- Official DVD cover
- Directed by: Richard J. Lewis
- Written by: Gary Scott Thompson
- Produced by: Ron French
- Starring: James Belushi Gary Basaraba
- Cinematography: Roy H. Wagner
- Edited by: Ron Wisman
- Music by: Nick Pierone
- Distributed by: Universal Studios Home Video
- Release date: July 30, 2002;
- Running time: 95 minutes
- Countries: United States Canada
- Language: English

= K-9: P.I. =

K-9: P.I. is a 2002 American direct-to-video buddy cop comedy film, directed by Richard J. Lewis and starring James Belushi. The film serves as the fourth and final installment in the K-9 film series; and is the sequel to K-911.

After retiring from the LAPD, Detective Michael Dooley (Belushi) and his lovable K-9 Partner Jerry Lee go on one last adventure before they retire and start to enjoy the good life.

==Plot==
After retiring, Detective Dooley and Jerry Lee have a retirement party with all of their friends. After the party, Dooley and Jerry Lee are both drunk. They enter LA Micro Labs and find a dead security guard apparently shot by criminals who have stolen a chip. Jerry Lee and Dooley must now track down the criminals and retrieve the chip.

==Cast==

- James Belushi as Michael Dooley
- Gary Basaraba as Pete Timmons
- Kim Huffman as Laura Fields
- Jody Racicot as Maurice
- Christopher Shyer as Charles Thyer
- Barbara Tyson as Catherine
- Blu Mankuma as Captain Thomas
- Duncan Fraser as Frankie the Fence
- Jason Schombing as Carlos Cuesta
- Kevin Durand as Agent Verner
- Matthew Bennett as Agent Henry
- Jay Brazeau as Dr.

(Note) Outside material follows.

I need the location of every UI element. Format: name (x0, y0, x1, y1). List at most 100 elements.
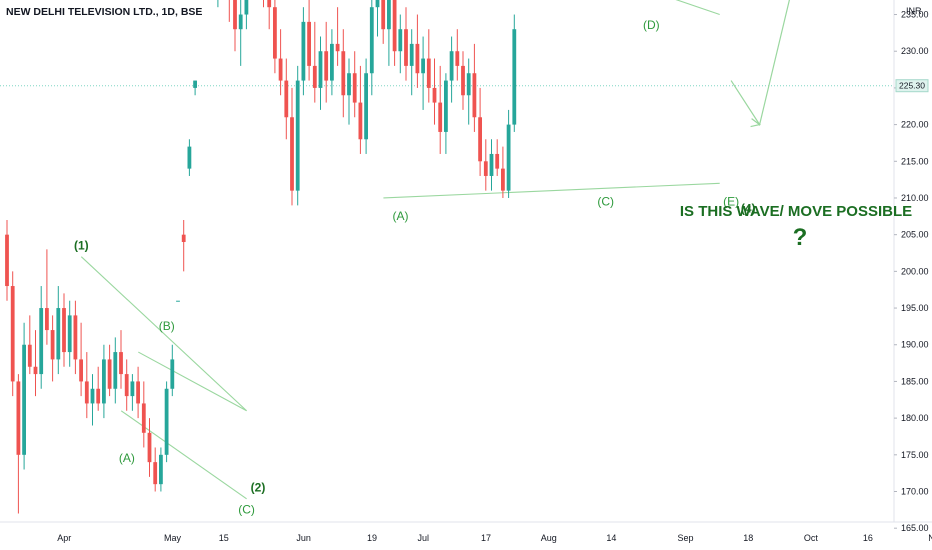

Tilley
- Sarah Carter as Babe
- Terry Chen as Sato
- Dean Choe as Thief
- Michael Eklund as Billy Cochran
- G. Michael Gray as Junkie
- Ellie Harvie as Jackie Von Jarvis
- Dee Jay Jackson as Auto Pool Guy
- David Lewis as Jack Von Jarvis
- Angela Moore as Angie
- Natassia Malthe as Dirty Dancer (as Lina Teal)
- King as Jerry Lee

==Reception==
On Rotten Tomatoes the film has an approval rating of 0% based 6 reviews.